BLACKBERRY, IPHONE, DST. LANTAS? SELEKSI.
Makin banyak yang bernafsu untuk inden iPhone 3G yang kabarnya seharga Rp 2 jutaan. Barang yang stylish dan berdaya tinggi. Bakal mengguncang pasar, karena harga produk sejenis masih Rp 4 jutaan. Bahkan iPhone 8 GB yang di-unlock masih di atas Rp 5 juta.
Bagi blogger, mungkin iPhone model anyar itu lebih menarik ketimbang BlackBerry. Menarik untuk mobile blogging. Menarik untuk pamer di blog (terutama pemilik awal). Menarik untuk ditunjukkan di kopdar.
Akhirnya, seperti lazimnya produk massal berteknologi digital, harga produk kian memurah. Itulah bedanya dengan benda masinal yang harganya cenderung tetap bahkan naik, kecuali dengan menurunkan kualitas bahan. Misalnya kendaraan, termasuk sepeda.
Lantas ketika, oh setelah, alat komunikasi yang andal, dan sophisticated, bahkan ber-kelas SOTA (sesaat), ada dalam saku kita, apa yang kita perbuat?
Jawaban mentah: buat komunikasi, dong. Dengan siapa? Ini persoalan setengah mentah setengah matang. Dengan siapa pun yang kita mau dan sempat berkomunikasi. Bisa juga dibaca: dengan siapa pun yang (sedang) sudi berkomunikasi dengan kita.
Manakala ponsel kian terjangkau, orang memiliki lebih dari satu. Pada gilirannya dia akan repot sendiri. Pemilahan demi pemilahan kontak, misalkan diikuti oleh penambahan alat, atau penambahan nomor (misalnya ada satu handset untuk 13 nomor GSM/CDMA), pun tak akan diimbangi oleh daya tahan dan kewarasan.
Tentu ada pengecualian. Orang itu mempekerjakan staf untuk menjawab semua panggilan telepon. Bagaimana memproses semua laporan, silakan berdenyut kepala.
Tak ada yang (terlalu) salah. Sudah jadi bawaan manusia untuk menyeleksi mitra komunikasi sesuai situasi, kondisi, dan kepentingan — bahkan sejak dulu ketika telekomunikasi belum ditemukan.
Karena itulah saya menghormati permintaan seorang teman yang tidak ingin menerima telepon di BlackBerry-nya. Tidak tegas dia mengatakan begitu. Dia hanya bilang, yang tahu nomor itu hanya istri, anak, dan sedikit orang.

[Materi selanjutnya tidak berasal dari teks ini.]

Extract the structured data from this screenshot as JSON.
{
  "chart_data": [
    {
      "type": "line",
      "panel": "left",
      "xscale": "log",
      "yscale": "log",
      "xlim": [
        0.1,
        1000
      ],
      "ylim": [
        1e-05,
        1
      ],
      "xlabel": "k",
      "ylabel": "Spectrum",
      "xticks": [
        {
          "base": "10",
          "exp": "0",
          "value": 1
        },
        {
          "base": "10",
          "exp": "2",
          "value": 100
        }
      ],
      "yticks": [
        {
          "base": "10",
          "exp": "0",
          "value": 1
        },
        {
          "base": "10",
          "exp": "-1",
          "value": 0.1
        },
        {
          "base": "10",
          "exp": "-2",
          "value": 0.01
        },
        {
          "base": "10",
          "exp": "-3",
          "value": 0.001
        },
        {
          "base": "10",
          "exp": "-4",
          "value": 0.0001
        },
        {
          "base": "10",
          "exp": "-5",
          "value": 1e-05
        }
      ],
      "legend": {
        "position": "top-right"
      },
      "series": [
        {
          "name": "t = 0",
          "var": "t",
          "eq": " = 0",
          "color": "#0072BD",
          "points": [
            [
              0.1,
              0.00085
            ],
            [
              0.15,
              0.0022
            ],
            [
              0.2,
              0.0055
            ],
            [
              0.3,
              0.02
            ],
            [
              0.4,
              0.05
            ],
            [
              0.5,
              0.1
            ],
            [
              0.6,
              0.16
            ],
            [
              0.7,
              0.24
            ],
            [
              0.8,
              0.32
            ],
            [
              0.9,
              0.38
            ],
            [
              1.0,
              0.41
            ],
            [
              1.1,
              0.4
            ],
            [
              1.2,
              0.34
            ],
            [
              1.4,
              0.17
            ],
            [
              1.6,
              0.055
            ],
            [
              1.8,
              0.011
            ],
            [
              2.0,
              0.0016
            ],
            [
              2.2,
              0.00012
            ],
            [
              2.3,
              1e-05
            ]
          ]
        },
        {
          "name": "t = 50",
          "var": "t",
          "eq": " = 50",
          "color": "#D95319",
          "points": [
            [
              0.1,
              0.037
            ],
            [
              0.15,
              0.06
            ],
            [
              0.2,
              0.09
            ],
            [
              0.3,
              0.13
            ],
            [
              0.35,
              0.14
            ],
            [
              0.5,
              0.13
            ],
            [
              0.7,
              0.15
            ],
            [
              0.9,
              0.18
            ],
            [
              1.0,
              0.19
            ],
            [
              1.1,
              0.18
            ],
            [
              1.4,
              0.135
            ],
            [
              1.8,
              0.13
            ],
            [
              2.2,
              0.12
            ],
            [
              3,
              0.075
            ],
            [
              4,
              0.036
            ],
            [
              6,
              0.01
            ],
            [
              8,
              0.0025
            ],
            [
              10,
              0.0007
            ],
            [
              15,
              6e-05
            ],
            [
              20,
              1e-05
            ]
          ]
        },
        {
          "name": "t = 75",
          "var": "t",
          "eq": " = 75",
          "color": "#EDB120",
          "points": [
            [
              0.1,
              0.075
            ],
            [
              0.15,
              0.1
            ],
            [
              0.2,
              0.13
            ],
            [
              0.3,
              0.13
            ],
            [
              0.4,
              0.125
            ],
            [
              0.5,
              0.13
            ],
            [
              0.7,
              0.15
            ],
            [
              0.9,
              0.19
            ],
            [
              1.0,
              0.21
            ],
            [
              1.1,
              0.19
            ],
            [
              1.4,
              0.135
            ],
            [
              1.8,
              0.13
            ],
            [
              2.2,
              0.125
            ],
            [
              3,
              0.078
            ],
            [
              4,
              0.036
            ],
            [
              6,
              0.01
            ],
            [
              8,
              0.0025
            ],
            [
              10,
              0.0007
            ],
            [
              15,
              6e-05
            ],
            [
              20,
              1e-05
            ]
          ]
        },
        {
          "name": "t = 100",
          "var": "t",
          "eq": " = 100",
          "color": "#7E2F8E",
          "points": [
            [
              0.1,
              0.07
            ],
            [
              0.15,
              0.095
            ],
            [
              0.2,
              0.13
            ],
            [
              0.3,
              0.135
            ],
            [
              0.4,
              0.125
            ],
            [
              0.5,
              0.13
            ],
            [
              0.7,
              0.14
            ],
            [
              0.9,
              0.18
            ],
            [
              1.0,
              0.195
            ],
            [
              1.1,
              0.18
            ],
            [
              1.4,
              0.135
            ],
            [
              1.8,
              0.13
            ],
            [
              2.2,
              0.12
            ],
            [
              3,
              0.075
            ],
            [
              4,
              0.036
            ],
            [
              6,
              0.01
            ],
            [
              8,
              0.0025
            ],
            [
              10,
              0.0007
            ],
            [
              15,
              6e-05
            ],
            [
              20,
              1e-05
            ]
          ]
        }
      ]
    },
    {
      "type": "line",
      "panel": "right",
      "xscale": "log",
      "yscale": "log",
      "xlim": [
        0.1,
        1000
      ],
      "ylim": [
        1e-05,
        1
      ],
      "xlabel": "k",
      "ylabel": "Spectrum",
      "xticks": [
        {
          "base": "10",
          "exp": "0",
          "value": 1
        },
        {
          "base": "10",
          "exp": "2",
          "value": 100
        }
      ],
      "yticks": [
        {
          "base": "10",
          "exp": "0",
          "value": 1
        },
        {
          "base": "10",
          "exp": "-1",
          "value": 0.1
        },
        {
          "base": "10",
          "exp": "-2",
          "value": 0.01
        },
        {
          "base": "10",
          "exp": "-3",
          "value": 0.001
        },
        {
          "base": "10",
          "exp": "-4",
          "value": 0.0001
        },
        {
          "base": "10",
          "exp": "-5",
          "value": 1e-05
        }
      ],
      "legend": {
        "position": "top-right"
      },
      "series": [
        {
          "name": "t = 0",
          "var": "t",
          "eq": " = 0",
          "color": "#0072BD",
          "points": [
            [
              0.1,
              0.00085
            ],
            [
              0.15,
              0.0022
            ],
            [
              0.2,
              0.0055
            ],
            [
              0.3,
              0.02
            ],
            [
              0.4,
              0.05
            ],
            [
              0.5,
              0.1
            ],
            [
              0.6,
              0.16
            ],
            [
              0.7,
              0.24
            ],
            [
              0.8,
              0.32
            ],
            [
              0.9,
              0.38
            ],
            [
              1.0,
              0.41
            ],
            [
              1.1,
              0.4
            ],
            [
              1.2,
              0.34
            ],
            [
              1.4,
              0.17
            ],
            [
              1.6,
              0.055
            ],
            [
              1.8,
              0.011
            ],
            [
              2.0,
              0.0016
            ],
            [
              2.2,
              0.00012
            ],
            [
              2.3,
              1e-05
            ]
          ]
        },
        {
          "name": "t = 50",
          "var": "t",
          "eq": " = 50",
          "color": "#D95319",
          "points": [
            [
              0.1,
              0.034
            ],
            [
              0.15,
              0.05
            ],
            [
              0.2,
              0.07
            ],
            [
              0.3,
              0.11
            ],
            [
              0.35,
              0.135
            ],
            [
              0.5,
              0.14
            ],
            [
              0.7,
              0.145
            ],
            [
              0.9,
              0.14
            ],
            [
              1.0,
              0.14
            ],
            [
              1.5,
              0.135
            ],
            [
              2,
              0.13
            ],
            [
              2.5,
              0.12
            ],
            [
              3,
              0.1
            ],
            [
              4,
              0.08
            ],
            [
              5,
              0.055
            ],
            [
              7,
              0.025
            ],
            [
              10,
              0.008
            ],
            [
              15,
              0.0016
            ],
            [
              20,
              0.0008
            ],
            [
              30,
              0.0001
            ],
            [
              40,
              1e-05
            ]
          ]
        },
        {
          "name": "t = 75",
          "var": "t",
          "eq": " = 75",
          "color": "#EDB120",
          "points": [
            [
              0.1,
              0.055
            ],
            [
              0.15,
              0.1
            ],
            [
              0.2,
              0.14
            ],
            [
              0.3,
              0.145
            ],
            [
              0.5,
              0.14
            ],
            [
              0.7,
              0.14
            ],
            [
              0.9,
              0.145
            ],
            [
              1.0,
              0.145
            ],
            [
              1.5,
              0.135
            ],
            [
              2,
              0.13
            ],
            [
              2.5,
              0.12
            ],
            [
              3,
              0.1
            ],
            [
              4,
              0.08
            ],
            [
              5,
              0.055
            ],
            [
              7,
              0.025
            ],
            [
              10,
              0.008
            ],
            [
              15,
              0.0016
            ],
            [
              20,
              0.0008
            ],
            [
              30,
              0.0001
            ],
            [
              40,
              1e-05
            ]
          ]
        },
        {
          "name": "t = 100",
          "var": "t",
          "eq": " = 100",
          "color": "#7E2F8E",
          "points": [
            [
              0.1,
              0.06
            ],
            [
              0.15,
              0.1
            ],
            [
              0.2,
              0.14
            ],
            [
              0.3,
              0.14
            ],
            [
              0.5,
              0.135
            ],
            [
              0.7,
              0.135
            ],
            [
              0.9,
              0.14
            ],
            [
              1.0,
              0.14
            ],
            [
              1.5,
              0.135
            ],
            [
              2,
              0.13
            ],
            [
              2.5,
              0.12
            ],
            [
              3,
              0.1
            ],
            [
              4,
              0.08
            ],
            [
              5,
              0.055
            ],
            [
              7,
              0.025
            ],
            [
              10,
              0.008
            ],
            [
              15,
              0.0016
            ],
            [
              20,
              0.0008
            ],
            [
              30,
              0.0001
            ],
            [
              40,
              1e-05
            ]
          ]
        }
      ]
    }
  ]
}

Dia termasuk adopter awal BB, setelah sekian waktu membuang ponselnya. Setelah mendapatkan BB, mau tidak mau dia harus memasang kartu GSM. Kartu itulah yang dia pakai untuk ber-SMS, melengkapi BB untuk ber-surel (surat elektronik, e-mail) dan chatting.
Ketika sebuah peranti genggam bisa melakukan banyak hal, akhirnya kita hanya membutuhkan satu-dua fungsi. Selanjutnya pilihan kita hanyalah memiliki alat yang termurah atau yang termahal tapi miskin fungsi.
Celakanya, ponsel yang termurah pun akhirnya tambah kaya dan pintar. Yang termahal tapi miskin fungsi ya sebangsa Vertu seri tertentu itu.
Tak perlu seekstrem itu sih. Beli saja kita beli peranti standar. Kaya fitur ya kita terima saja. Soal pemanfaatan (baca: pengaktifan) ya sesuai kebutuhan. Orang lain juga akan paham, karena mereka juga (akan) melakukan hal yang sama.